Bio-Protocol (Jul 2016)
House Dust Mite Extract and Cytokine Instillation of Mouse Airways and Subsequent Cellular Analysis
Abstract
Asthma is a complex disease of the airways primarily mediated by T helper 2 cells and innate lymphoid type 2 cells (Licona et al.,2013). Mice do not develop spontaneous asthma and therefore models have been developed for the assessment of key processes that underlie human pathology (Nial et al.,2008). Exposure to House Dust Mite (HDM) extract induces many key features of acute airway inflammation including elevated IgE levels, eosinophilia, goblet cell metaplasia, epithelial hypertrophy and airway hyperresponsiveness (AHR) in response to methacholine (Hammad et al., 2009; Dullaers et al., 2012; Coquet et al., 2015). The exact dose and duration of exposure to HDM can affect the type and extent of inflammation. In our case, we start with a low sensitizing dose that is increased on challenge, while others use differing schedules or a higher antigen concentration during sensitization of mice (Hondowicz et al., 2016; Trompette et al., 2014; Zaiss et al., 2015).
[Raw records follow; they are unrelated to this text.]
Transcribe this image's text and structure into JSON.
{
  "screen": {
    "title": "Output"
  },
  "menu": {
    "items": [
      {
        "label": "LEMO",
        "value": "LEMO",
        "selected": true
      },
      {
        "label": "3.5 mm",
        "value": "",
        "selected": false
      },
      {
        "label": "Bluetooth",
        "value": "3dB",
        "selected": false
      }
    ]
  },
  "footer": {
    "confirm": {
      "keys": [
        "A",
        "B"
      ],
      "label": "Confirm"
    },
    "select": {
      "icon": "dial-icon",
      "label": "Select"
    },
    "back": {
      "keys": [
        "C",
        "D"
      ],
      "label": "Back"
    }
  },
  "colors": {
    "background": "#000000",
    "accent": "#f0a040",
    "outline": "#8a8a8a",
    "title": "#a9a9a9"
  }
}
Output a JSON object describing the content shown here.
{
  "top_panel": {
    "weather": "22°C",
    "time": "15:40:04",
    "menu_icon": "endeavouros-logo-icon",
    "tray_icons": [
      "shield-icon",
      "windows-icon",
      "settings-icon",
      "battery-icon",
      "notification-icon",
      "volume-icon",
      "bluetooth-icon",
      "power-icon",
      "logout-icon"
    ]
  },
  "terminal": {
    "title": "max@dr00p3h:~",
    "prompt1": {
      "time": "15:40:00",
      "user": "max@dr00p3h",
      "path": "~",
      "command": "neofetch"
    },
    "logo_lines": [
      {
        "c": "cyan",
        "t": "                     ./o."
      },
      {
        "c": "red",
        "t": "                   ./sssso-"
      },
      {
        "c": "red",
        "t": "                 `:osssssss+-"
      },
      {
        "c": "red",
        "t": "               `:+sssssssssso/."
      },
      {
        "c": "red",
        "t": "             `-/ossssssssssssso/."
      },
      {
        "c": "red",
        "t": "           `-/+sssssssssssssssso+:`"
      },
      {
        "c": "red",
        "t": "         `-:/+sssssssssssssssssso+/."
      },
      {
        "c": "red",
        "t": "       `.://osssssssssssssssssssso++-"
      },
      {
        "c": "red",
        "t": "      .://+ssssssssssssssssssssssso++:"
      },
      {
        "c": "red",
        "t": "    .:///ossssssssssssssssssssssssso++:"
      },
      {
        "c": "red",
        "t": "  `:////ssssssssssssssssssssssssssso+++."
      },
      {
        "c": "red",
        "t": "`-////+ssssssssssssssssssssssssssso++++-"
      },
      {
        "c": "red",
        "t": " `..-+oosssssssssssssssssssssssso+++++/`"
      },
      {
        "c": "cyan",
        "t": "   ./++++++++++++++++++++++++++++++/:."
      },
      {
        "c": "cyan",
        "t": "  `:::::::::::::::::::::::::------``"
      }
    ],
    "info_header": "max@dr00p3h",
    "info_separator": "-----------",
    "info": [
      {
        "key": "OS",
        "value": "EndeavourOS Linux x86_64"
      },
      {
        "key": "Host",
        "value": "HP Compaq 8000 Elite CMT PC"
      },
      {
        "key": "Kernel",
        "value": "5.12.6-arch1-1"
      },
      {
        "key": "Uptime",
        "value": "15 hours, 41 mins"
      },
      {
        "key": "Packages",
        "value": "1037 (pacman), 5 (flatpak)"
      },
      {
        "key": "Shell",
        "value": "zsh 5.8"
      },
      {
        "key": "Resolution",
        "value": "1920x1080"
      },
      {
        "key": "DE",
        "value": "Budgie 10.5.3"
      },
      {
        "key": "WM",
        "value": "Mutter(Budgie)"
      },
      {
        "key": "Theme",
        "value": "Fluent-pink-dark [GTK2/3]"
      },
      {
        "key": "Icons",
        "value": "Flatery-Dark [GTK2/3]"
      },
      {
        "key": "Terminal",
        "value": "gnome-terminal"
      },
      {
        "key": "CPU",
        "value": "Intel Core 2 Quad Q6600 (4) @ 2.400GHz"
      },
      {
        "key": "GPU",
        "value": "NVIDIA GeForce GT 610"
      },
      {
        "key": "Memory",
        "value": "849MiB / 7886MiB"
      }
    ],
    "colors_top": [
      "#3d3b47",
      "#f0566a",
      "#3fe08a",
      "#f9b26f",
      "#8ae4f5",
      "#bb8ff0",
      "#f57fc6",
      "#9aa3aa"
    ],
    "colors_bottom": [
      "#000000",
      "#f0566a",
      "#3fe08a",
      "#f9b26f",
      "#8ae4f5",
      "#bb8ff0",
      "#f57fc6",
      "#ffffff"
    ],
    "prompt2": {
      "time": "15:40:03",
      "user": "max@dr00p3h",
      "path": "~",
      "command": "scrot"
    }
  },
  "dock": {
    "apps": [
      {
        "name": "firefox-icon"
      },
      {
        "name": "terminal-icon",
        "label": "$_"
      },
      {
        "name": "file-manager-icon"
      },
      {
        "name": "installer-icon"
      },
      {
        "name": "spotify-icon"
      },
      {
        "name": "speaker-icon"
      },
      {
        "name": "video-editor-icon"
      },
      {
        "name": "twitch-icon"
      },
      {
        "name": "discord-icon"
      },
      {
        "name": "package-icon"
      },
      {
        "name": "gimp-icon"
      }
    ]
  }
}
We believe that using a low sensitizing dose more accurately separates the primary and secondary immune responses and reduces the possibility that HDM given during sensitization continues to fuel the immune response during challenge (Coquet et al., 2015; Plantinga et al., 2013). Here, we outline in text, pictures and video how to administer HDM extracts or cytokines via the intranasal route and briefly touch upon the subsequent analysis of inflammation in the airways [covered otherwise in ( Han et al., 2013)].